In sum, with this array of lists of number and array, equality tests end up mixing array operations and list operations. The outcomes are logical, but complicated. You have to be keenly aware of how arrays are compared, and how lists are compared. They are not interchangeable.
A structured array
You could put this data in a structured array, with a dtype like
dt = np.dtype([('f0',int),('f1',float,(3,3))])
In [263]: dt = np.dtype([('f0',int),('f1',float,(3,3))])
In [264]: grid2=np.empty([3,3],dtype=dt)
In [265]: for i in range(3):
for j in range(3):
grid2[i][j] = (i,np.random.uniform(-3.5,3.5,(3,3)))
.....:
In [266]: grid2
Out[266]:
array([[ (0,
[[2.719807845330254, -0.6379512247418969, -0.02567206509563602],
[0.9585030371031278, -1.0042751112999135, -2.7805349057485946],
[-2.244526250770717, 0.5740647379258945, 0.29076071288760574]]),
....]])]],
dtype=[('f0', '<i4'), ('f1', '<f8', (3, 3))])
The first field, integers can be fetched with (giving a 3x3 array)
In [267]: grid2['f0']
Out[267]:
array([[0, 0, 0],
[1, 1, 1],
[2, 2, 2]])
The second field contains 3x3 arrays, which when accessed by field name are a 4d array:
In [269]: grid2['f1'].shape
Out[269]: (3, 3, 3, 3)
A single element is a record (or tuple),
In [270]: grid2[2,1]
Out[270]: (2, [[1.6236266210555836, -2.7383730706629636, -0.46604477485902374], [-2.781740733659544, 0.7822732671353201, 3.0054266762730473], [3.3135671425199824, -2.7466097112667103, -0.15205961855874406]])

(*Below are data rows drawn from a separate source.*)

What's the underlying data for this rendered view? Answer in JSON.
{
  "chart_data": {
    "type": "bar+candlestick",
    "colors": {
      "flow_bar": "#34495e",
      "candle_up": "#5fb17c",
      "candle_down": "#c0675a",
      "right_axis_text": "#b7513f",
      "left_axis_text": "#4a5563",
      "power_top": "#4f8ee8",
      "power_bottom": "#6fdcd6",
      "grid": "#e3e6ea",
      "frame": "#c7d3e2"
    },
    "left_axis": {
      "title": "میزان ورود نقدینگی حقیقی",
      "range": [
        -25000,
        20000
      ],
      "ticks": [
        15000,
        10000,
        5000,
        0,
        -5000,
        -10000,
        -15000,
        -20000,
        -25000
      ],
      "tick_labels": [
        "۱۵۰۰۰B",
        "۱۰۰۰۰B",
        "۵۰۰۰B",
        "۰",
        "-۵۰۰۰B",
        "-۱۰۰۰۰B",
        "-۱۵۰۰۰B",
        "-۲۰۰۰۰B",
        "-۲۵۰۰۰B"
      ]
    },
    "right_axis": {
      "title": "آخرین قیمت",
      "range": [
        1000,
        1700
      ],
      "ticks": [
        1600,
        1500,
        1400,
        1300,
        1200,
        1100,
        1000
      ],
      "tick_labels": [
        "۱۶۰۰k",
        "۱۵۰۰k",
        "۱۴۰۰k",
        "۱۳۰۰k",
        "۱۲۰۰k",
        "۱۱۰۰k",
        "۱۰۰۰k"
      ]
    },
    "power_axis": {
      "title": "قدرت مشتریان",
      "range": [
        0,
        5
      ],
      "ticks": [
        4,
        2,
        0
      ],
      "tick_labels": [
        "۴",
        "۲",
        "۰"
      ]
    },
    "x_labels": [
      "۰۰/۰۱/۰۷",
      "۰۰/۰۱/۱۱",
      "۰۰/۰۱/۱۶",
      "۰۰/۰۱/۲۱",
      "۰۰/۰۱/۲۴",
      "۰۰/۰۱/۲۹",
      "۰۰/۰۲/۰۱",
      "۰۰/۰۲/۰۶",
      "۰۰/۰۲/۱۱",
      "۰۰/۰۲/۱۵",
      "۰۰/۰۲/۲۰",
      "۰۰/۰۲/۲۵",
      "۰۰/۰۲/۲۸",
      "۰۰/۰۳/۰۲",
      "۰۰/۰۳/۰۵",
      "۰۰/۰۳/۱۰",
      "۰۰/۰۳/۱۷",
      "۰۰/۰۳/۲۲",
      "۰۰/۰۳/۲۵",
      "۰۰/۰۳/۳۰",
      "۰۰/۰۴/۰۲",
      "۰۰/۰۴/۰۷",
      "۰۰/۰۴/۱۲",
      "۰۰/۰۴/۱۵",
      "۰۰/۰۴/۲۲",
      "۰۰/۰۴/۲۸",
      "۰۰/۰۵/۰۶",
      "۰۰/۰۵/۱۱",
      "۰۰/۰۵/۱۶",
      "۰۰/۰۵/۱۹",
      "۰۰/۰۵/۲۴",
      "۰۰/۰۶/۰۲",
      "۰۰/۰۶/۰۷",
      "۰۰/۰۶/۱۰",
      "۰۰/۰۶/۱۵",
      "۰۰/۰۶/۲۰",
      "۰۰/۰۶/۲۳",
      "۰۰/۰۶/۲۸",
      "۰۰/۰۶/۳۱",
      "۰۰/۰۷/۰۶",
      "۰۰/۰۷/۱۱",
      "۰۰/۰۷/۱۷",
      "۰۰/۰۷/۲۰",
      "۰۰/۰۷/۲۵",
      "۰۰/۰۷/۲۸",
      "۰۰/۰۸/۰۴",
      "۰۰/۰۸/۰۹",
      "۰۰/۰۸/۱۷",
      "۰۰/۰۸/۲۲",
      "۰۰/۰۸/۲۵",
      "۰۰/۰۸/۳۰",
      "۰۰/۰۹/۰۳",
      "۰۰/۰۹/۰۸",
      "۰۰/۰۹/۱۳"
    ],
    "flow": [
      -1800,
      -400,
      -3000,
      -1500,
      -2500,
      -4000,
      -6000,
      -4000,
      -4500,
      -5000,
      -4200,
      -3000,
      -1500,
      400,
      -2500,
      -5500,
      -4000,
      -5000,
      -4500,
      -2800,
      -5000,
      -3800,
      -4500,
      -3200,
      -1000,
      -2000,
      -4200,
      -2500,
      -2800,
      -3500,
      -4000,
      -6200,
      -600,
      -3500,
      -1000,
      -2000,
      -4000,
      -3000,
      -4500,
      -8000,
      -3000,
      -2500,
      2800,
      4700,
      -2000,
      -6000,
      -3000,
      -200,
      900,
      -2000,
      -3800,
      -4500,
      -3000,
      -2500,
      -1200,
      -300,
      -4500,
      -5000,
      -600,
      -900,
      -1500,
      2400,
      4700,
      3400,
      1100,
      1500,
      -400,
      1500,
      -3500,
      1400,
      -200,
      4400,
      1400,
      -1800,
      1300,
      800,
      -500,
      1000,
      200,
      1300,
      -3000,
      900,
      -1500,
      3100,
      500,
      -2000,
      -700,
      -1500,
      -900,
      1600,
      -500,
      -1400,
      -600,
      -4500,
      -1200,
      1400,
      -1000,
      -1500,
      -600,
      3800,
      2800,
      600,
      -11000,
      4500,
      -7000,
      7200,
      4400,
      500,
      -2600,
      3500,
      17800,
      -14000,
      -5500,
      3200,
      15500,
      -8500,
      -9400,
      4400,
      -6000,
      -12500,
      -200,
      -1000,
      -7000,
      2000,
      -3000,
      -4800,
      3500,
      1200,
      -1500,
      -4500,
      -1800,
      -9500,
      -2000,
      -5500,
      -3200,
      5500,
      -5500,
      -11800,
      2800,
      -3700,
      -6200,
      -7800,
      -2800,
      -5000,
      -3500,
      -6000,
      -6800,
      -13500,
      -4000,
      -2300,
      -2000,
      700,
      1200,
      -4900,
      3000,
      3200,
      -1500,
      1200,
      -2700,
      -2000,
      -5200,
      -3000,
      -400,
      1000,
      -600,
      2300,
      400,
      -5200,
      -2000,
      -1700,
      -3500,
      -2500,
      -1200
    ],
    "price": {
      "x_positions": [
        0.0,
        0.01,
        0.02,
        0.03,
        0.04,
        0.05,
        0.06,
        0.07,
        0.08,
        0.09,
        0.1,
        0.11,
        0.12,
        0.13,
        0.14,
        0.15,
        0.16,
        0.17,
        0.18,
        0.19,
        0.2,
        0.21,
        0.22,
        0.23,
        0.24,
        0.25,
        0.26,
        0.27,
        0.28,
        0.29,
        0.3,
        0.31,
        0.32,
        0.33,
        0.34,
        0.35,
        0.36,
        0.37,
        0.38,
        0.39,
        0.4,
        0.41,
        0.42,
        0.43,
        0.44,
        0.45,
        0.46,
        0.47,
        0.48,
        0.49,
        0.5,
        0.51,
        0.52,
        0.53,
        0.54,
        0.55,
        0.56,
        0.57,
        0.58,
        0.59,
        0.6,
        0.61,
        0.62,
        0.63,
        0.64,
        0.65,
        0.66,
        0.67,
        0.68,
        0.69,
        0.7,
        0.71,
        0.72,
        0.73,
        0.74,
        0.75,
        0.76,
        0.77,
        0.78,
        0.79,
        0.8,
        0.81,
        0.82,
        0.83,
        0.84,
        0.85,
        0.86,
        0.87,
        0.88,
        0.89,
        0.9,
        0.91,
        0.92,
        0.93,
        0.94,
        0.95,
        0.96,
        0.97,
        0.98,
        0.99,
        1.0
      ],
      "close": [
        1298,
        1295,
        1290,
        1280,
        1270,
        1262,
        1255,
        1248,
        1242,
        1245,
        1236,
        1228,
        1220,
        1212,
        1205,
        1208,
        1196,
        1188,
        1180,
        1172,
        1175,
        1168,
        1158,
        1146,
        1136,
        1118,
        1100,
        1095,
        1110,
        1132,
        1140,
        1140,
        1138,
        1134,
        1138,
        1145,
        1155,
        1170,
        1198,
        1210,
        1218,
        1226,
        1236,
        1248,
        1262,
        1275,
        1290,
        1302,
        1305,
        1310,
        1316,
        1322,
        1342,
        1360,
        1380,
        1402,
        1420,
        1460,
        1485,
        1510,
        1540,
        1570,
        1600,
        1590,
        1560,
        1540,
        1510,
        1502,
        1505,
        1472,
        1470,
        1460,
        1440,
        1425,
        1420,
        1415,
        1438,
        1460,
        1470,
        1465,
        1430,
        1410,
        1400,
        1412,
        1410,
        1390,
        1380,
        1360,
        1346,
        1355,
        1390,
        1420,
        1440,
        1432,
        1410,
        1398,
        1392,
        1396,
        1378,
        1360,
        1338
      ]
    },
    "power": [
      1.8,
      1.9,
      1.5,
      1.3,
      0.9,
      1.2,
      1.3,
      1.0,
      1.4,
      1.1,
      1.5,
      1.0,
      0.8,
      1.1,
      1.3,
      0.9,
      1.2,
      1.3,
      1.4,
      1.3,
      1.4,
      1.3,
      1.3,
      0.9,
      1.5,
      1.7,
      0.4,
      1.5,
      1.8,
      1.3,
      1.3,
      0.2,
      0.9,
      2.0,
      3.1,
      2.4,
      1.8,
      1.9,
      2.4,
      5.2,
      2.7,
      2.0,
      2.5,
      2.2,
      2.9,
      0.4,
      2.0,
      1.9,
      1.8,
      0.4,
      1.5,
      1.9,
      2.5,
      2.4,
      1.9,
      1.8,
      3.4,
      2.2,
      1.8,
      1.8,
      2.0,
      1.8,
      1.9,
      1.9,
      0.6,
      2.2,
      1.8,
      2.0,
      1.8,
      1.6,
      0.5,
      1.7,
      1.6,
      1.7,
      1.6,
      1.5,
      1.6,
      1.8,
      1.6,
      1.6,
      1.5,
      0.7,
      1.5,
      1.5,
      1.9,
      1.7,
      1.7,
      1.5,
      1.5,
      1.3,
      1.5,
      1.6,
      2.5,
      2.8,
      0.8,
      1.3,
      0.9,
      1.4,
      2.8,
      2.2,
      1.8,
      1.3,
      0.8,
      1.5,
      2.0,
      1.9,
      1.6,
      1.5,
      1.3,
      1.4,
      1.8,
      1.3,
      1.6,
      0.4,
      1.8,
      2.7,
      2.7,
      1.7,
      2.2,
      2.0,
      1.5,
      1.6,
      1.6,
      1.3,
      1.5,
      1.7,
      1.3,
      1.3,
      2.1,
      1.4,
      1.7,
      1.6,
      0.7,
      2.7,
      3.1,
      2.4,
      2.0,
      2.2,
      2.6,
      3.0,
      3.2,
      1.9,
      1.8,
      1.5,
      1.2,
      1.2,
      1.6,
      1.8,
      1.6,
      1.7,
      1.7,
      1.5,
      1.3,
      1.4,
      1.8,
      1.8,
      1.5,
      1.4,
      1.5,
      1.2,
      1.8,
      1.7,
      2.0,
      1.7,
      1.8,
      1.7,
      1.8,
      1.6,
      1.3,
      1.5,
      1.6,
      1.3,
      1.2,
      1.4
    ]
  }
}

Now both kinds of copy produce the same thing:
In [271]: x=copy.copy(grid2)
In [272]: y=copy.deepcopy(grid2)
In [273]: x==grid2
Out[273]:
array([[ True, True, True],
[ True, True, True],
[ True, True, True]], dtype=bool)
In [274]: y==grid2
Out[274]:
array([[ True, True, True],
[ True, True, True],
[ True, True, True]], dtype=bool)
Since grid2 is pure ndarray (no intermediate lists) I suspect copy.copy and copy.deepcopy end up using grid2.copy(). In numpy we normally use the array copy method, and don't bother with the copy module.
p.s. it appears that with dtype=object, grid1.copy() is the same as copy.copy(grid1) - a new array, but the same object pointers (i.e. same data).